D’Alema (che sicuramente non è l’Obama italiano, anzi!) è comunque uno dei più capaci esponenti di questa generazione post-PCI e di questa discutibile sinistra italiana (sempre da preferire rispetto al pericoloso populismo berlusconiano). Io credo che il personaggio sia anche spesso vittima della sua astuzia e della sua intelligenza tanto da dar vita ad un praticatissimo sport, la dietrologia del D’Alema pensiero, che mira a leggere e spesso (non sempre per carità!) inventare dei messaggi in codice che starebbero dietro le dichiarazioni di D’Alema. Caso paradigmatico è l’ultima intervista sul “Corriere della sera” nella quale il giornalista, sapendo di suscitare il vespaio, scrive “inciucio” in luogo di “dialogo” ed il gioco è fatto!

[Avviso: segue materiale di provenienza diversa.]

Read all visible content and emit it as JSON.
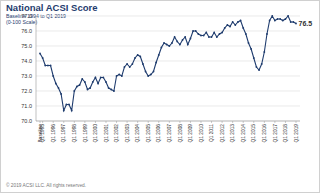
{
  "chart_data": {
    "type": "line",
    "title": "National ACSI Score",
    "subtitle": [
      "Baseline 1994 to Q1 2019",
      "(0-100 Scale)"
    ],
    "footer": "© 2019 ACSI LLC. All rights reserved.",
    "annotation": "76.5",
    "color": "#1f3c6e",
    "marker": "circle",
    "grid": true,
    "ylim": [
      70,
      77
    ],
    "yticks": [
      {
        "value": 70,
        "label": "70.0"
      },
      {
        "value": 71,
        "label": "71.0"
      },
      {
        "value": 72,
        "label": "72.0"
      },
      {
        "value": 73,
        "label": "73.0"
      },
      {
        "value": 74,
        "label": "74.0"
      },
      {
        "value": 75,
        "label": "75.0"
      },
      {
        "value": 76,
        "label": "76.0"
      },
      {
        "value": 77,
        "label": "77.0"
      }
    ],
    "categories": [
      "Baseline",
      "Q1 1995",
      null,
      null,
      null,
      "Q1 1996",
      null,
      null,
      null,
      "Q1 1997",
      null,
      null,
      null,
      "Q1 1998",
      null,
      null,
      null,
      "Q1 1999",
      null,
      null,
      null,
      "Q1 2000",
      null,
      null,
      null,
      "Q1 2001",
      null,
      null,
      null,
      "Q1 2002",
      null,
      null,
      null,
      "Q1 2003",
      null,
      null,
      null,
      "Q1 2004",
      null,
      null,
      null,
      "Q1 2005",
      null,
      null,
      null,
      "Q1 2006",
      null,
      null,
      null,
      "Q1 2007",
      null,
      null,
      null,
      "Q1 2008",
      null,
      null,
      null,
      "Q1 2009",
      null,
      null,
      null,
      "Q1 2010",
      null,
      null,
      null,
      "Q1 2011",
      null,
      null,
      null,
      "Q1 2012",
      null,
      null,
      null,
      "Q1 2013",
      null,
      null,
      null,
      "Q1 2014",
      null,
      null,
      null,
      "Q1 2015",
      null,
      null,
      null,
      "Q1 2016",
      null,
      null,
      null,
      "Q1 2017",
      null,
      null,
      null,
      "Q1 2018",
      null,
      null,
      null,
      "Q1 2019"
    ],
    "values": [
      74.5,
      74.2,
      73.7,
      73.7,
      73.7,
      73.0,
      72.5,
      72.2,
      71.8,
      70.7,
      71.1,
      71.1,
      70.7,
      72.0,
      72.3,
      72.4,
      72.8,
      72.6,
      72.1,
      72.2,
      72.6,
      72.9,
      72.5,
      72.9,
      72.9,
      72.6,
      72.2,
      72.1,
      72.0,
      73.0,
      73.1,
      73.0,
      73.6,
      73.8,
      73.6,
      73.8,
      74.2,
      74.4,
      74.3,
      73.8,
      73.3,
      73.0,
      73.1,
      73.3,
      73.9,
      74.4,
      74.9,
      75.2,
      75.1,
      75.0,
      75.2,
      75.6,
      75.3,
      75.1,
      75.4,
      75.6,
      75.1,
      75.5,
      76.0,
      76.0,
      75.8,
      75.7,
      75.7,
      75.9,
      75.6,
      75.6,
      75.9,
      75.6,
      75.8,
      75.9,
      76.2,
      76.4,
      76.3,
      76.6,
      76.4,
      76.6,
      76.7,
      76.2,
      75.8,
      75.2,
      74.8,
      74.2,
      73.6,
      73.4,
      73.8,
      74.6,
      75.8,
      76.7,
      77.0,
      76.7,
      76.8,
      76.8,
      76.7,
      76.8,
      77.0,
      76.6,
      76.6,
      76.5
    ]
  }
}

Ora indubbiamente al Nano non si riuscì, all’inizio, a fronteggiarlo ma non dimentichiamo che Prodi (“inventato” da D’Alema) riuscì a sconfiggere 2 volte il Nano da Arcore (chiaramente ci sarebbe da commentare le deludenti esperienze, in particolare l’ultima, di quei governi ma non è la sede).
La Bicamerale era la via naturale per affermare un ruolo da grande statista a cui DAlema ha sempre cercato di mirare. E sarebbe pure stata una buona idea in un Paese normale, che ha bisogno di riforme vere, senza, però, un pazzo criminale colluso e tornacontista allora leader dell’opposizione come controparte. Proprio quell’esperienza, su cui non mi dilungo, avrebbe dovuto insegnare che con il Nano di Arcore, “quello del canale 5”, non si può avviare alcun confronto, alcun dibattito istituzionale perché è un elemento deviato e pericoloso. Forse qualcuno crede di poter normalizzare, sull’onda dell’emotività prodotta dal “non trasparente attentato”, la situzione italiana ma credo che anche questa volta sia una pessima idea! Dopo il Nano si apre una nuova fase, ma prima bisogna che si arrivi al “dopo”. Prima possibile, si spera, per il bene di tutti!